Gradrigo boxes reflection

I promised we will deal with the missing boxes reflection before. This part is not mandatory, but if you want e.g. allow the game developer to choose a sound from the dropdown in your GUI you will need to know which boxes are available in the current Gradrigo instance. Do you remember the function called from GetBuffer named CheckForParseResponse? Finally, it is time to serve us a purpose.

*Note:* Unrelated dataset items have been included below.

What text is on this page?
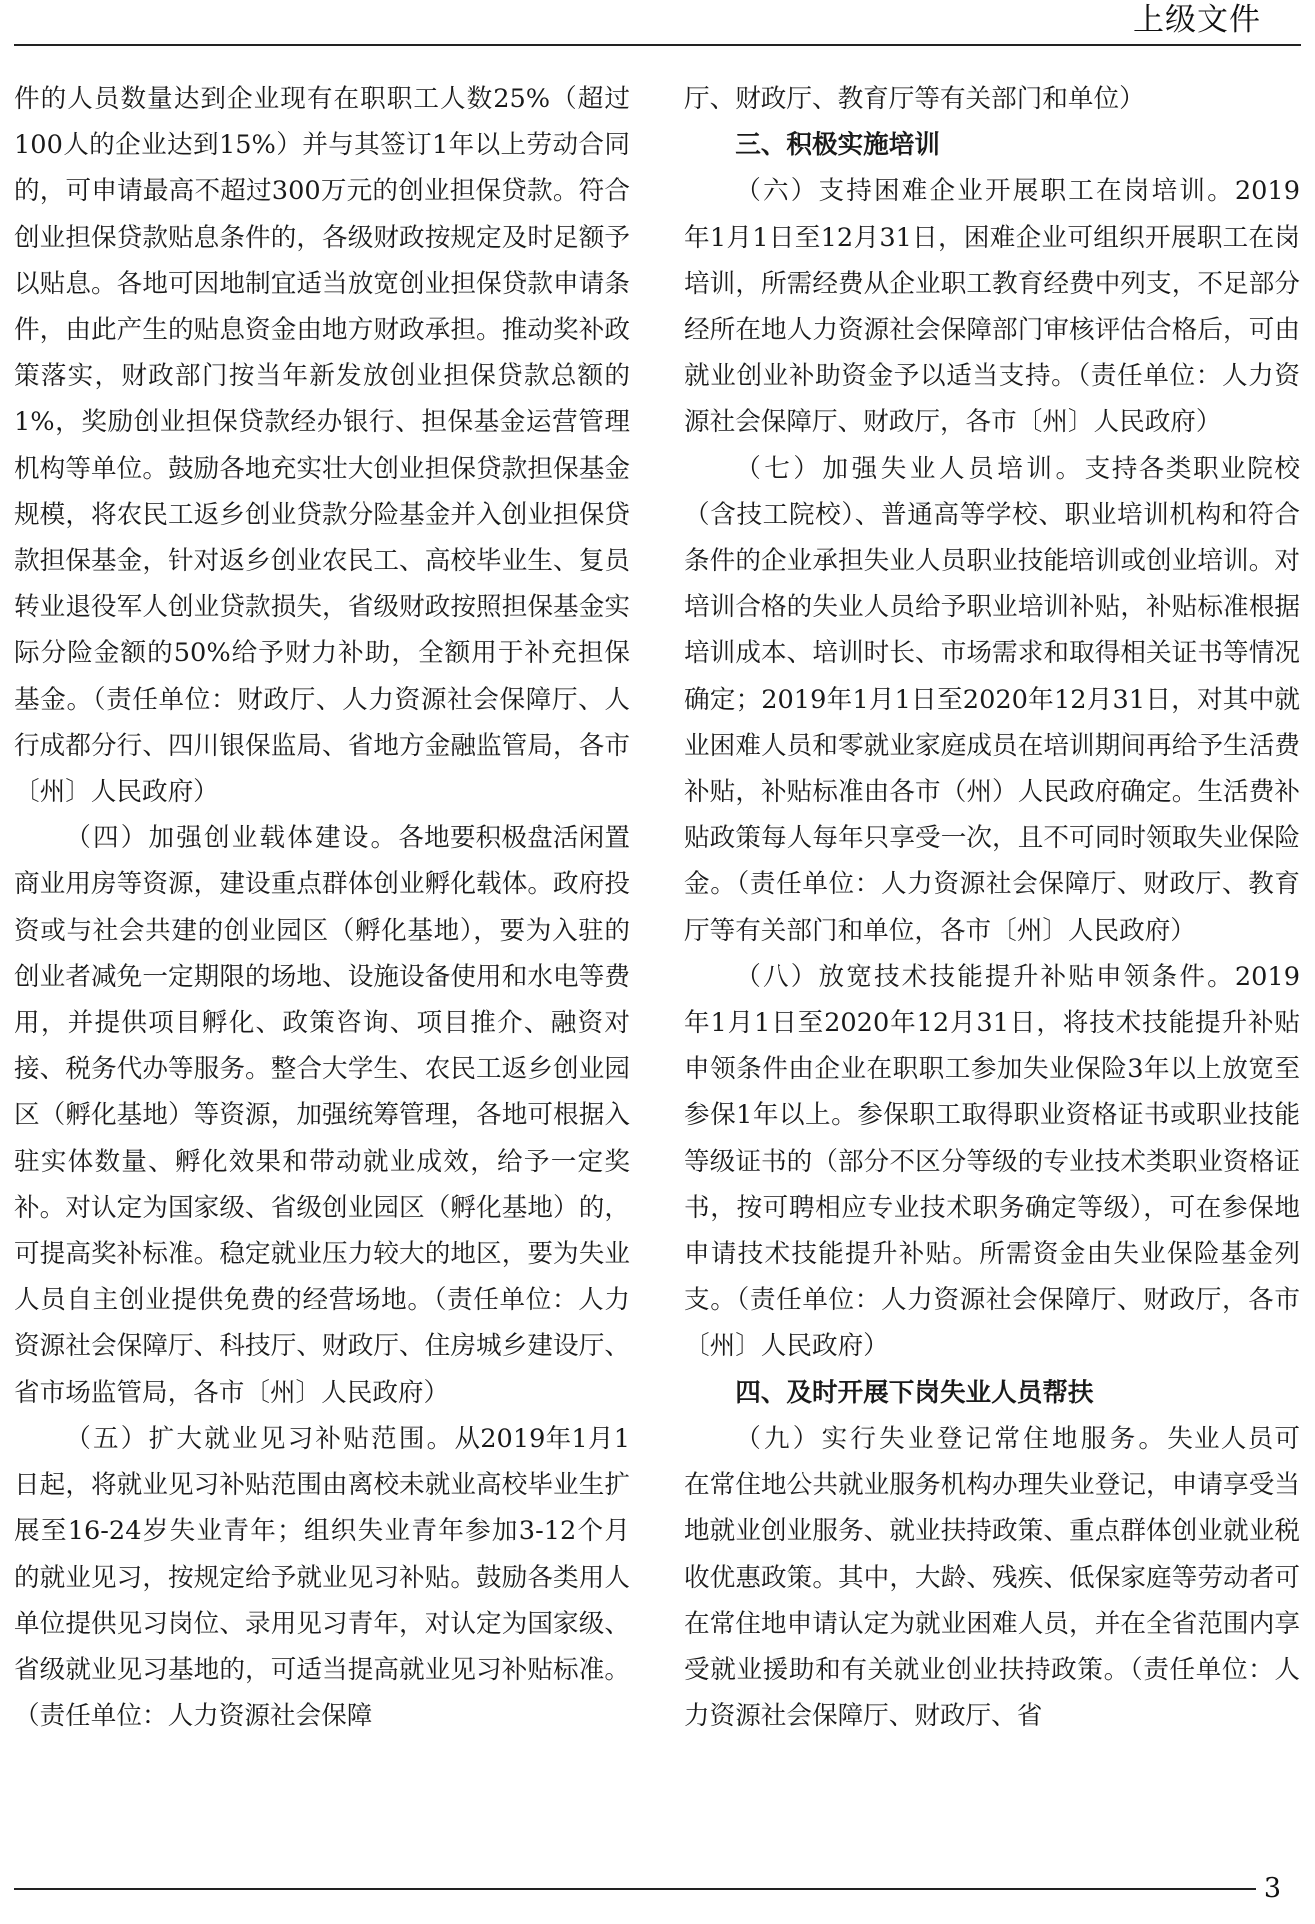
上级文件

件的人员数量达到企业现有在职职工人数25%（超过100人的企业达到15%）并与其签订1年以上劳动合同的，可申请最高不超过300万元的创业担保贷款。符合创业担保贷款贴息条件的，各级财政按规定及时足额予以贴息。各地可因地制宜适当放宽创业担保贷款申请条件，由此产生的贴息资金由地方财政承担。推动奖补政策落实，财政部门按当年新发放创业担保贷款总额的1%，奖励创业担保贷款经办银行、担保基金运营管理机构等单位。鼓励各地充实壮大创业担保贷款担保基金规模，将农民工返乡创业贷款分险基金并入创业担保贷款担保基金，针对返乡创业农民工、高校毕业生、复员转业退役军人创业贷款损失，省级财政按照担保基金实际分险金额的50%给予财力补助，全额用于补充担保基金。（责任单位：财政厅、人力资源社会保障厅、人行成都分行、四川银保监局、省地方金融监管局，各市〔州〕人民政府）

（四）加强创业载体建设。各地要积极盘活闲置商业用房等资源，建设重点群体创业孵化载体。政府投资或与社会共建的创业园区（孵化基地），要为入驻的创业者减免一定期限的场地、设施设备使用和水电等费用，并提供项目孵化、政策咨询、项目推介、融资对接、税务代办等服务。整合大学生、农民工返乡创业园区（孵化基地）等资源，加强统筹管理，各地可根据入驻实体数量、孵化效果和带动就业成效，给予一定奖补。对认定为国家级、省级创业园区（孵化基地）的，可提高奖补标准。稳定就业压力较大的地区，要为失业人员自主创业提供免费的经营场地。（责任单位：人力资源社会保障厅、科技厅、财政厅、住房城乡建设厅、省市场监管局，各市〔州〕人民政府）

（五）扩大就业见习补贴范围。从2019年1月1日起，将就业见习补贴范围由离校未就业高校毕业生扩展至16-24岁失业青年；组织失业青年参加3-12个月的就业见习，按规定给予就业见习补贴。鼓励各类用人单位提供见习岗位、录用见习青年，对认定为国家级、省级就业见习基地的，可适当提高就业见习补贴标准。（责任单位：人力资源社会保障

厅、财政厅、教育厅等有关部门和单位）

三、积极实施培训

（六）支持困难企业开展职工在岗培训。2019年1月1日至12月31日，困难企业可组织开展职工在岗培训，所需经费从企业职工教育经费中列支，不足部分经所在地人力资源社会保障部门审核评估合格后，可由就业创业补助资金予以适当支持。（责任单位：人力资源社会保障厅、财政厅，各市〔州〕人民政府）

（七）加强失业人员培训。支持各类职业院校（含技工院校）、普通高等学校、职业培训机构和符合条件的企业承担失业人员职业技能培训或创业培训。对培训合格的失业人员给予职业培训补贴，补贴标准根据培训成本、培训时长、市场需求和取得相关证书等情况确定；2019年1月1日至2020年12月31日，对其中就业困难人员和零就业家庭成员在培训期间再给予生活费补贴，补贴标准由各市（州）人民政府确定。生活费补贴政策每人每年只享受一次，且不可同时领取失业保险金。（责任单位：人力资源社会保障厅、财政厅、教育厅等有关部门和单位，各市〔州〕人民政府）

（八）放宽技术技能提升补贴申领条件。2019年1月1日至2020年12月31日，将技术技能提升补贴申领条件由企业在职职工参加失业保险3年以上放宽至参保1年以上。参保职工取得职业资格证书或职业技能等级证书的（部分不区分等级的专业技术类职业资格证书，按可聘相应专业技术职务确定等级），可在参保地申请技术技能提升补贴。所需资金由失业保险基金列支。（责任单位：人力资源社会保障厅、财政厅，各市〔州〕人民政府）

四、及时开展下岗失业人员帮扶

（九）实行失业登记常住地服务。失业人员可在常住地公共就业服务机构办理失业登记，申请享受当地就业创业服务、就业扶持政策、重点群体创业就业税收优惠政策。其中，大龄、残疾、低保家庭等劳动者可在常住地申请认定为就业困难人员，并在全省范围内享受就业援助和有关就业创业扶持政策。（责任单位：人力资源社会保障厅、财政厅、省

3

void GradrigoComponent::CheckForParseResponse()
{
	if (m_ParseRequest) {
		const auto* response = Gradrigo::GetResponseString(m_ParseRequest.value(), m_Gradrigo);
		if (response) {
			CORE_LOG(E_Level::Warning, E_Context::Audio, "Gradrigo parsing: {}", response);
		}

		// here you get simple JSON response. Example of such response later.
		const auto* json = Gradrigo::ReportBoxesAsJson(m_Gradrigo);

		// reset request id until next parsing
		m_ParseRequest.reset();
	}
}

Here you will get a JSON response. For simplicity of this already way long tutorial I will leave its parsing and usage here empty.

[
  { "Name": "example" },
  { "Name": "kaboom" },
  { "Name": "pew5times" },
  { "Name": "play_note" },
  { "Name": "set_note_72" },
  { "Name": "set_note_higher" },
  { "Name": "set_note_lower" },
  { "Name": "set_note_random" }
]

Conclusion

It seems like a lot of code to write in order to integrate Gradrigo. But the opposite is actually true. You have to consider, that most of the code is related to FMOD initialization and once you have FMOD in your codebase all you need is just to write callbacks, create a stream and play Gradrigo voices.

More elaborate implementation with all the checks for FMOD API calls validity is to be found in my GitHub repository as part of my engine and you can get Gradrigo from Adams websites.